Boosted Models

29 Sep 2019

The concept of Boosting a given model extends, intuitively, from two other Data Science concepts:

Principal Component Analysis, which aims to find an axis that explains the most variation, re-orient your original data, then find a new axis that explains what the first couldnt, etc
Bootstrapping, which involves maximizing the use of a dataset by repeated sampling with replacement and aggregating model generation

Essentially, want to make simple model that predicts on y. Then we subtract these predictions from y to get a bunch of residuals that we missed. Then we train a second model on these residuals. We subtract what we learned from these residuals and rinse-repeat.

At each step, we tack the model we just trained to the end of a big ol’ list of models.

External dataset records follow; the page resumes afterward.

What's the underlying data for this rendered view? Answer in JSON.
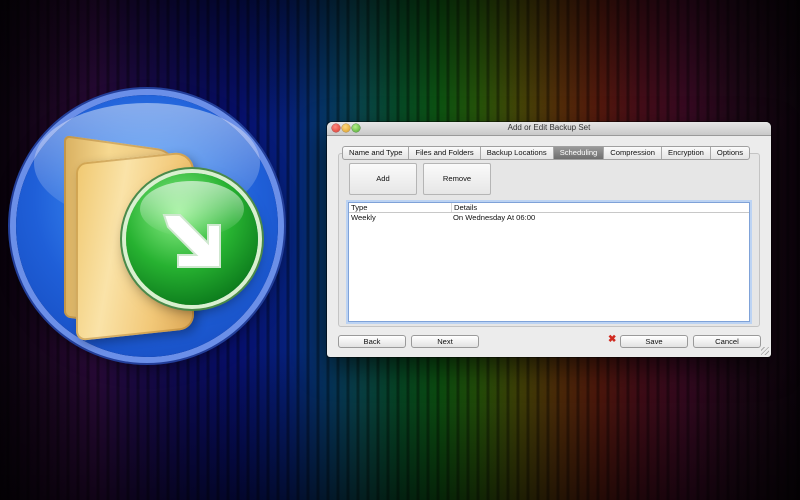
{
  "window": {
    "title": "Add or Edit Backup Set"
  },
  "tabs": [
    {
      "label": "Name and Type",
      "active": false
    },
    {
      "label": "Files and Folders",
      "active": false
    },
    {
      "label": "Backup Locations",
      "active": false
    },
    {
      "label": "Scheduling",
      "active": true
    },
    {
      "label": "Compression",
      "active": false
    },
    {
      "label": "Encryption",
      "active": false
    },
    {
      "label": "Options",
      "active": false
    }
  ],
  "toolbar": {
    "add_label": "Add",
    "remove_label": "Remove"
  },
  "schedule_table": {
    "columns": [
      "Type",
      "Details"
    ],
    "rows": [
      [
        "Weekly",
        "On Wednesday At 06:00"
      ]
    ]
  },
  "footer": {
    "back_label": "Back",
    "next_label": "Next",
    "save_label": "Save",
    "cancel_label": "Cancel",
    "error_icon": "red-x-icon"
  },
  "icons": {
    "app_icon": "folder-with-green-arrow-icon"
  },
  "colors": {
    "active_tab": "#7a7a7a",
    "error": "#d02a20",
    "selection_border": "#7fa2d8"
  }
}
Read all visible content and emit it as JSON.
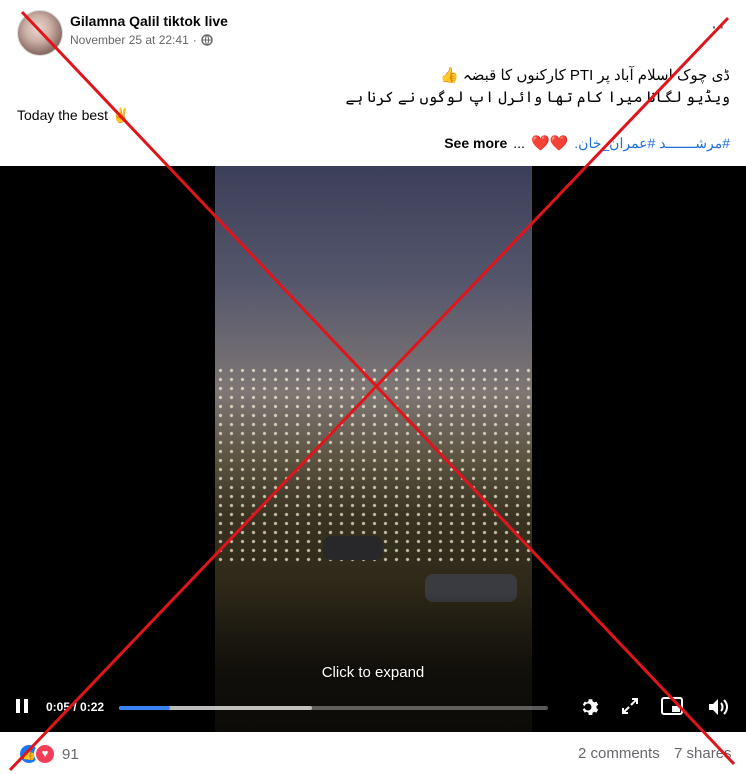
{
  "post": {
    "author": "Gilamna Qalil tiktok live",
    "timestamp": "November 25 at 22:41",
    "more_icon": "more-dots-icon",
    "privacy_icon": "globe-icon"
  },
  "content": {
    "urdu_line_1": "ڈی چوک اسلام آباد پر PTI کارکنوں کا قبضہ 👍",
    "urdu_line_2": "ویڈیو لگانا میرا کام تھا وائرل اپ لوگوں نے کرنا ہے",
    "today_line": "Today the best ✌️",
    "see_more_label": "See more",
    "ellipsis": "...",
    "hearts": "❤️❤️",
    "hashtags": "#مرشـــــــد #عمران_خان."
  },
  "video": {
    "overlay_text": "Click to expand",
    "current_time": "0:05",
    "duration": "0:22",
    "time_display": "0:05 / 0:22",
    "played_fraction": 0.12,
    "buffered_fraction": 0.45,
    "accent_color": "#3b82f6"
  },
  "footer": {
    "reaction_count": "91",
    "comments_label": "2 comments",
    "shares_label": "7 shares"
  },
  "overlay": {
    "cross_color": "#e0141b"
  }
}
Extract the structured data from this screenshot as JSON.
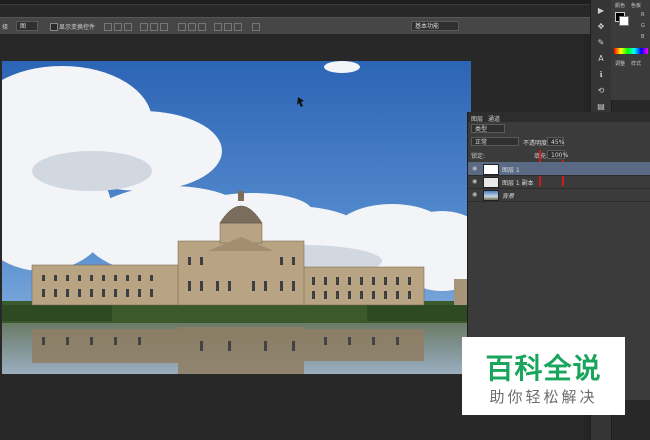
{
  "options_bar": {
    "tool_label": "择",
    "mode_value": "图",
    "checkbox_label": "显示变换控件",
    "workspace": "基本功能"
  },
  "color_panel": {
    "tab1": "颜色",
    "tab2": "色板",
    "channels": [
      "R",
      "G",
      "B"
    ],
    "tab3": "调整",
    "tab4": "样式"
  },
  "layers_panel": {
    "tab_layers": "图层",
    "tab_channels": "通道",
    "filter_kind": "类型",
    "blend_mode": "正常",
    "opacity_label": "不透明度:",
    "opacity_value": "45%",
    "lock_label": "锁定:",
    "fill_label": "填充:",
    "fill_value": "100%",
    "layers": [
      {
        "name": "图层 1",
        "selected": true
      },
      {
        "name": "图层 1 副本",
        "selected": false
      },
      {
        "name": "背景",
        "selected": false
      }
    ]
  },
  "watermark": {
    "title": "百科全说",
    "subtitle": "助你轻松解决",
    "title_color": "#19a55c"
  },
  "colors": {
    "app_bg": "#282828",
    "panel_bg": "#3b3b3b",
    "highlight": "#d21a1a"
  }
}
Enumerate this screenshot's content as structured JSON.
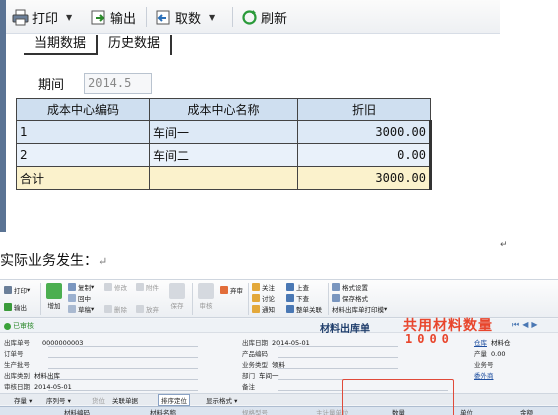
{
  "top_panel": {
    "toolbar": {
      "print_label": "打印",
      "export_label": "输出",
      "fetch_label": "取数",
      "refresh_label": "刷新"
    },
    "tabs": [
      "当期数据",
      "历史数据"
    ],
    "period": {
      "label": "期间",
      "value": "2014.5"
    },
    "table": {
      "columns": [
        "成本中心编码",
        "成本中心名称",
        "折旧"
      ],
      "rows": [
        {
          "code": "1",
          "name": "车间一",
          "depreciation": "3000.00"
        },
        {
          "code": "2",
          "name": "车间二",
          "depreciation": "0.00"
        }
      ],
      "total": {
        "label": "合计",
        "depreciation": "3000.00"
      }
    }
  },
  "mid_text": "实际业务发生：",
  "bottom_panel": {
    "ribbon": {
      "print": "打印",
      "export": "输出",
      "add": "增加",
      "copy": "复制",
      "draft": "草稿",
      "modify": "修改",
      "delete": "删除",
      "attachment": "附件",
      "abandon": "放弃",
      "save": "保存",
      "audit": "审核",
      "discard": "弃审",
      "chain": "关注",
      "discuss": "讨论",
      "notify": "通知",
      "up": "上查",
      "down": "下查",
      "whole_link": "整单关联",
      "format_setting": "格式设置",
      "save_format": "保存格式",
      "print_template": "材料出库单打印模",
      "pin": "回中",
      "locate": "定位"
    },
    "status": "已审核",
    "form_title": "材料出库单",
    "overlay": {
      "text": "共用材料数量",
      "number": "1000"
    },
    "fields": {
      "out_no_label": "出库单号",
      "out_no": "0000000003",
      "order_no_label": "订单号",
      "batch_label": "生产批号",
      "category_label": "出库类别",
      "category": "材料出库",
      "audit_date_label": "审核日期",
      "audit_date": "2014-05-01",
      "out_date_label": "出库日期",
      "out_date": "2014-05-01",
      "product_code_label": "产品编码",
      "biz_type_label": "业务类型",
      "biz_type": "领料",
      "dept_label": "部门",
      "dept": "车间一",
      "note_label": "备注",
      "warehouse_label": "仓库",
      "warehouse": "材料仓",
      "quantity_label": "产量",
      "quantity": "0.00",
      "biz_no_label": "业务号",
      "bill_label": "委外商"
    },
    "tabbar": [
      "存量",
      "序列号",
      "货位",
      "关联单据",
      "排序定位",
      "显示格式"
    ],
    "grid_columns": [
      "材料编码",
      "材料名称",
      "规格型号",
      "主计量单位",
      "数量",
      "单位",
      "金额"
    ]
  },
  "colors": {
    "header_blue": "#cfdff0",
    "row_blue": "#dde9f6",
    "total_yellow": "#fbf2cc",
    "overlay_red": "#e8452c",
    "approved_green": "#2d8a2d",
    "title_navy": "#1e3d6b"
  }
}
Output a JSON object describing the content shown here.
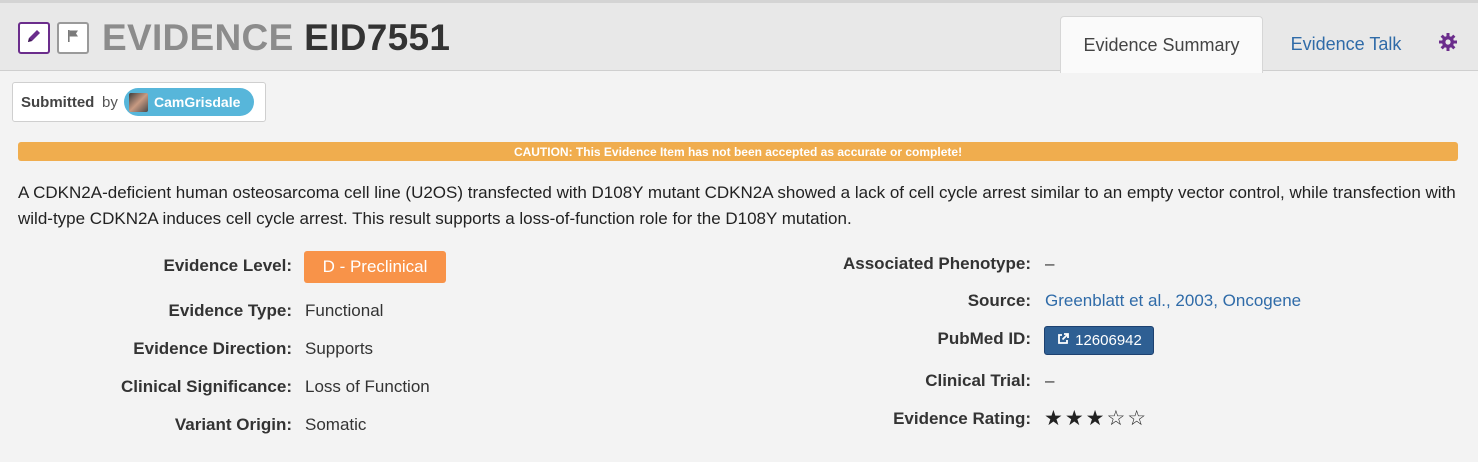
{
  "header": {
    "title_prefix": "EVIDENCE",
    "title_id": "EID7551",
    "edit_icon": "pencil-icon",
    "flag_icon": "flag-icon",
    "tabs": [
      {
        "label": "Evidence Summary",
        "active": true
      },
      {
        "label": "Evidence Talk",
        "active": false
      }
    ],
    "settings_icon": "gear-icon"
  },
  "submitted": {
    "label": "Submitted",
    "by": "by",
    "user": "CamGrisdale"
  },
  "caution": "CAUTION: This Evidence Item has not been accepted as accurate or complete!",
  "description": "A CDKN2A-deficient human osteosarcoma cell line (U2OS) transfected with D108Y mutant CDKN2A showed a lack of cell cycle arrest similar to an empty vector control, while transfection with wild-type CDKN2A induces cell cycle arrest. This result supports a loss-of-function role for the D108Y mutation.",
  "left_fields": {
    "evidence_level": {
      "label": "Evidence Level:",
      "value": "D - Preclinical"
    },
    "evidence_type": {
      "label": "Evidence Type:",
      "value": "Functional"
    },
    "evidence_direction": {
      "label": "Evidence Direction:",
      "value": "Supports"
    },
    "clinical_significance": {
      "label": "Clinical Significance:",
      "value": "Loss of Function"
    },
    "variant_origin": {
      "label": "Variant Origin:",
      "value": "Somatic"
    }
  },
  "right_fields": {
    "associated_phenotype": {
      "label": "Associated Phenotype:",
      "value": "–"
    },
    "source": {
      "label": "Source:",
      "value": "Greenblatt et al., 2003, Oncogene"
    },
    "pubmed_id": {
      "label": "PubMed ID:",
      "value": "12606942",
      "icon": "external-link-icon"
    },
    "clinical_trial": {
      "label": "Clinical Trial:",
      "value": "–"
    },
    "evidence_rating": {
      "label": "Evidence Rating:",
      "stars": "★★★☆☆",
      "rating": 3,
      "max": 5
    }
  },
  "colors": {
    "accent_purple": "#6b2d8c",
    "link_blue": "#2f6ba8",
    "caution_orange": "#f0ad4e",
    "level_orange": "#f89349",
    "pubmed_blue": "#2e5f93",
    "user_pill": "#57b6da"
  }
}
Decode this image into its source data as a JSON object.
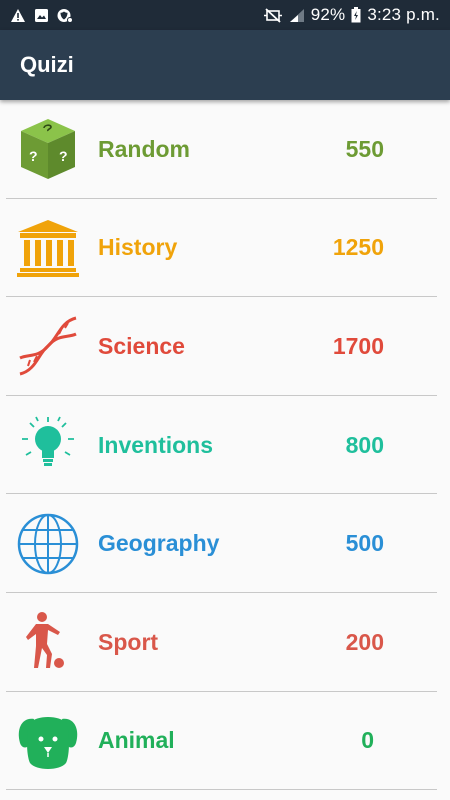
{
  "status": {
    "battery": "92%",
    "time": "3:23 p.m.",
    "icons": [
      "warning-icon",
      "image-icon",
      "shield-icon",
      "mute-icon",
      "signal-icon",
      "battery-icon"
    ]
  },
  "app": {
    "title": "Quizi"
  },
  "categories": [
    {
      "label": "Random",
      "score": "550",
      "color": "#6d9b34",
      "icon": "dice-icon"
    },
    {
      "label": "History",
      "score": "1250",
      "color": "#f0a30a",
      "icon": "museum-icon"
    },
    {
      "label": "Science",
      "score": "1700",
      "color": "#e04a3b",
      "icon": "dna-icon"
    },
    {
      "label": "Inventions",
      "score": "800",
      "color": "#1fbf9c",
      "icon": "lightbulb-icon"
    },
    {
      "label": "Geography",
      "score": "500",
      "color": "#2a8fd6",
      "icon": "globe-icon"
    },
    {
      "label": "Sport",
      "score": "200",
      "color": "#d9574a",
      "icon": "soccer-player-icon"
    },
    {
      "label": "Animal",
      "score": "0",
      "color": "#21b05a",
      "icon": "dog-icon"
    }
  ]
}
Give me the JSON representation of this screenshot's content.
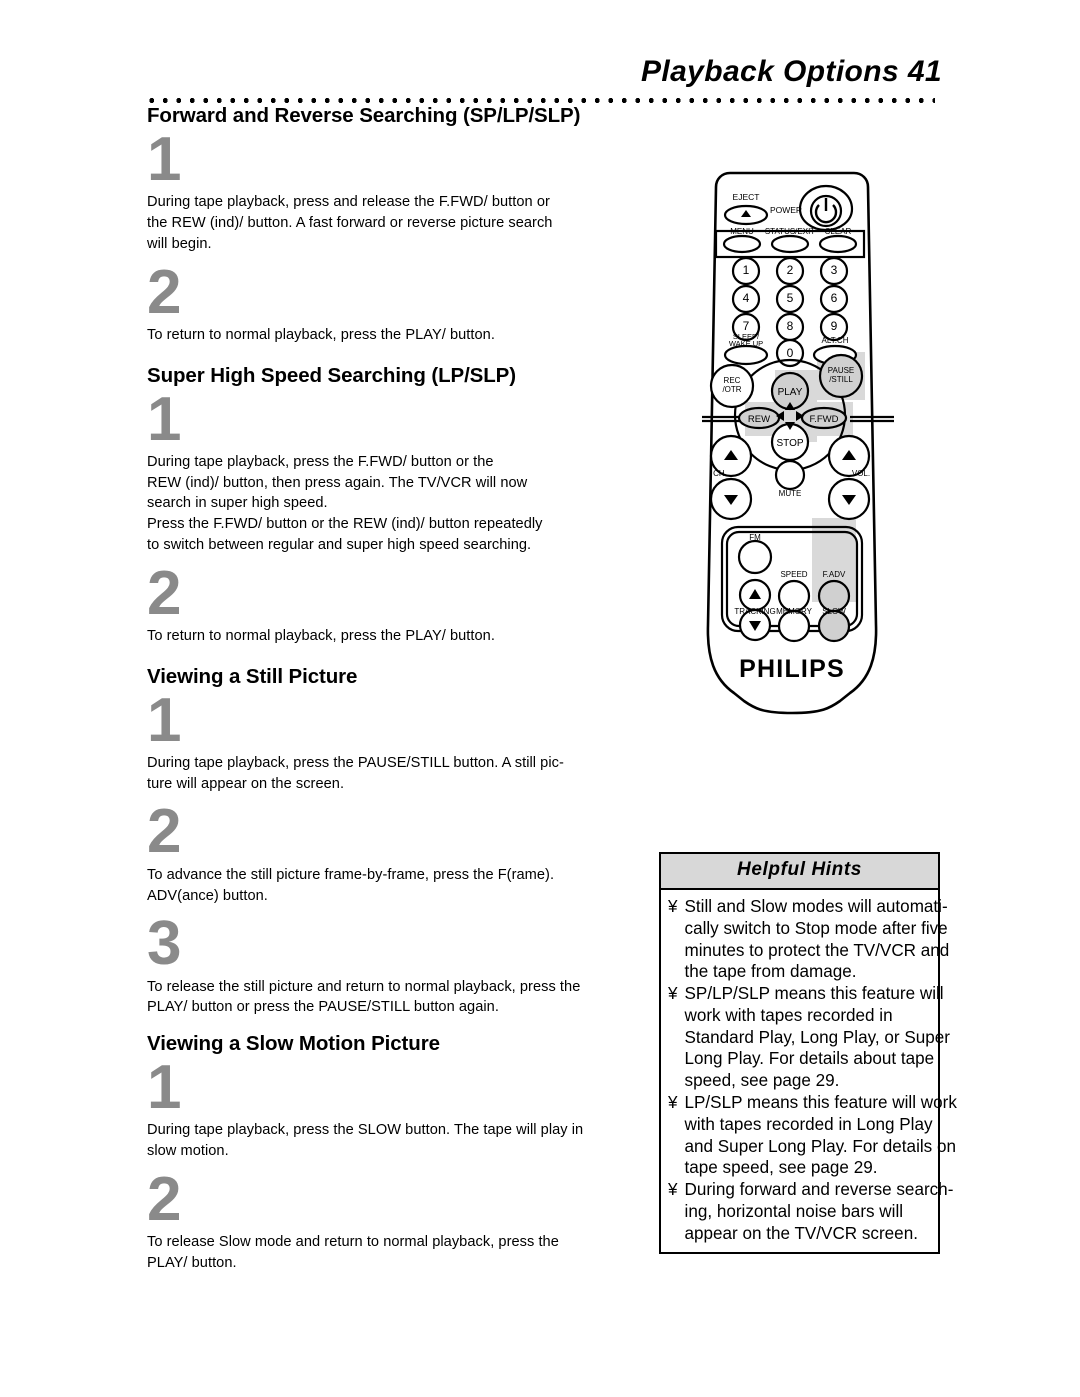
{
  "page": {
    "title": "Playback Options  41",
    "number": "41"
  },
  "sections": [
    {
      "heading": "Forward and Reverse Searching (SP/LP/SLP)",
      "steps": [
        {
          "number": "1",
          "lines": [
            "During tape playback, press and release the F.FWD/    button or",
            "the REW (ind)/    button. A fast forward or reverse picture search",
            "will begin."
          ]
        },
        {
          "number": "2",
          "lines": [
            "To return to normal playback, press the PLAY/    button."
          ]
        }
      ]
    },
    {
      "heading": "Super High Speed Searching (LP/SLP)",
      "steps": [
        {
          "number": "1",
          "lines": [
            "During tape playback, press the F.FWD/    button or the",
            "REW (ind)/    button, then press again. The TV/VCR will now",
            "search in super high speed.",
            "Press the F.FWD/    button or the REW (ind)/    button repeatedly",
            "to switch between regular and super high speed searching."
          ]
        },
        {
          "number": "2",
          "lines": [
            "To return to normal playback, press the PLAY/    button."
          ]
        }
      ]
    },
    {
      "heading": "Viewing a Still Picture",
      "steps": [
        {
          "number": "1",
          "lines": [
            "During tape playback, press the PAUSE/STILL button. A still pic-",
            "ture will appear on the screen."
          ]
        },
        {
          "number": "2",
          "lines": [
            "To advance the still picture frame-by-frame, press the F(rame).",
            "ADV(ance) button."
          ]
        },
        {
          "number": "3",
          "lines": [
            "To release the still picture and return to normal playback, press the",
            "PLAY/    button or press the PAUSE/STILL button again."
          ]
        }
      ]
    },
    {
      "heading": "Viewing a Slow Motion Picture",
      "steps": [
        {
          "number": "1",
          "lines": [
            "During tape playback, press the SLOW button.  The tape will play in",
            "slow motion."
          ]
        },
        {
          "number": "2",
          "lines": [
            "To release Slow mode and return to normal playback, press the",
            "PLAY/    button."
          ]
        }
      ]
    }
  ],
  "hints": {
    "title": "Helpful Hints",
    "bullet": "¥",
    "items": [
      [
        "Still and Slow modes will automati-",
        "cally switch to Stop mode after five",
        "minutes to protect the TV/VCR and",
        "the tape from damage."
      ],
      [
        "SP/LP/SLP means this feature will",
        "work with tapes recorded in",
        "Standard Play, Long Play, or Super",
        "Long Play.  For details about tape",
        "speed, see page 29."
      ],
      [
        "LP/SLP means this feature will work",
        "with tapes recorded in Long Play",
        "and Super Long Play.  For details on",
        "tape speed, see page 29."
      ],
      [
        "During forward and reverse search-",
        "ing, horizontal noise bars will",
        "appear on the TV/VCR screen."
      ]
    ]
  },
  "remote": {
    "brand": "PHILIPS",
    "labels": {
      "eject": "EJECT",
      "power": "POWER",
      "menu": "MENU",
      "status_exit": "STATUS/EXIT",
      "clear": "CLEAR",
      "sleep_wake": "SLEEP/\nWAKE UP",
      "alt_ch": "ALT.CH",
      "rec_otr": "REC\n/OTR",
      "play": "PLAY",
      "pause_still": "PAUSE\n/STILL",
      "rew": "REW",
      "ffwd": "F.FWD",
      "stop": "STOP",
      "ch": "CH.",
      "vol": "VOL.",
      "mute": "MUTE",
      "fm": "FM",
      "speed": "SPEED",
      "f_adv": "F.ADV",
      "tracking": "TRACKING",
      "memory": "MEMORY",
      "slow": "SLOW"
    },
    "keypad": [
      "1",
      "2",
      "3",
      "4",
      "5",
      "6",
      "7",
      "8",
      "9",
      "0"
    ],
    "highlight_color": "#d9d9d9"
  }
}
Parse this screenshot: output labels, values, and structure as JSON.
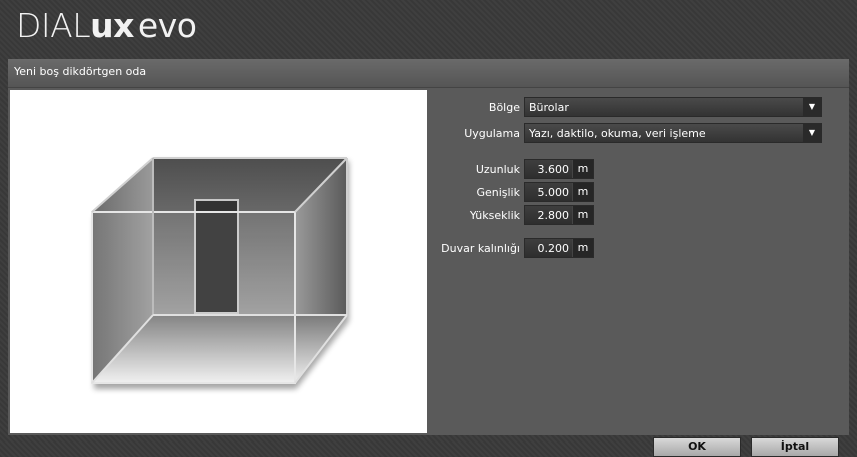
{
  "app": {
    "logo_dial": "DIAL",
    "logo_ux": "ux",
    "logo_evo": "evo"
  },
  "dialog": {
    "title": "Yeni boş dikdörtgen oda"
  },
  "form": {
    "bolge_label": "Bölge",
    "bolge_value": "Bürolar",
    "uygulama_label": "Uygulama",
    "uygulama_value": "Yazı, daktilo, okuma, veri işleme",
    "uzunluk_label": "Uzunluk",
    "uzunluk_value": "3.600",
    "genislik_label": "Genişlik",
    "genislik_value": "5.000",
    "yukseklik_label": "Yükseklik",
    "yukseklik_value": "2.800",
    "duvar_label": "Duvar kalınlığı",
    "duvar_value": "0.200",
    "unit": "m"
  },
  "buttons": {
    "ok": "OK",
    "cancel": "İptal"
  },
  "icons": {
    "dropdown": "chevron-down-icon"
  }
}
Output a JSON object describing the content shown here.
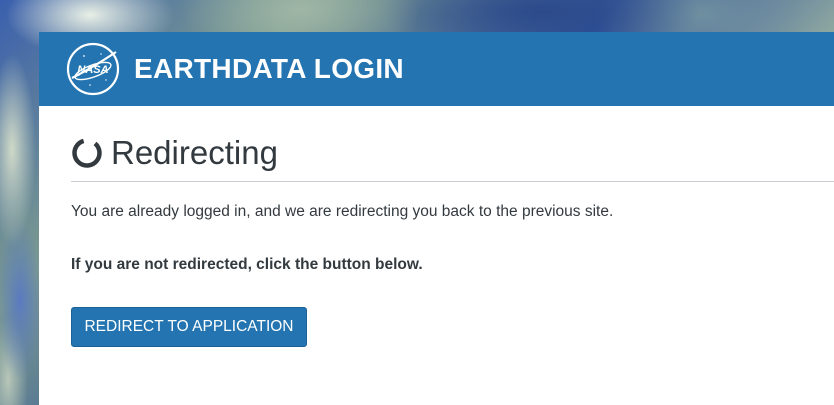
{
  "header": {
    "title": "EARTHDATA LOGIN",
    "logo_icon": "nasa-meatball-logo",
    "logo_text": "NASA",
    "background_color": "#2374b0"
  },
  "main": {
    "heading": "Redirecting",
    "heading_icon": "loading-spinner-icon",
    "message": "You are already logged in, and we are redirecting you back to the previous site.",
    "note": "If you are not redirected, click the button below.",
    "button_label": "REDIRECT TO APPLICATION",
    "button_color": "#2374b0"
  }
}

When we’re done, predictions on new X values will be fed into each of these models, and our output will be weighted by a constant lambda for each model.

With Tree-Based Models

Model Boosting was introduced to me in the context of Decision Trees in Chapter 8 of ISL, but the idea extends neatly-enough to other models.

The algorithm that they outline looks like the following:

Note: We start off making a simple Decision Tree to predict on y, then we predict on updated residuals every step thereafter, so we call r=y at the start.

trees = []
r = y     # residuals are just the first y values

for b in range(1, B):
    f_b = DecisionTree(terminal_nodes=d).fit(X, r)
    
    trees.append(f_b)
    
    r = r - lambda_ * f_b(x)
    
f_x = lambda_ * np.sum([tree(x) for tree in trees])

Hyperparameters

Shrinkage

The shrinkage parameter only makes sense to have values between 0 and 1, but in practice we’ll use something closer to 0.01 or 0.001. It’s whole job is to slow down the learning process from model to model.

Look at the residual update step above and consider lambda values small and large:

If small, then the residuals are only a little different than they were in the last step and we learn almost the same thing
If large, then we’re basically sculpting with dynamite, haphazardly over-correcting at each step

Number of Models

It’s not hard to imagine that a very large Model Count, B, will lead to over-fitting. Infinately-many models trained to reduce the prediction error of the last model will collapse on perfect interpolation at the cost of flexibility.

This is typically a value that we arrive at via cross-validation.

Note: There is some tricky interplay between this and our lambda value– a small shrinkage parameter will require a lot of aggregated models to arrive at the appropriate convergence.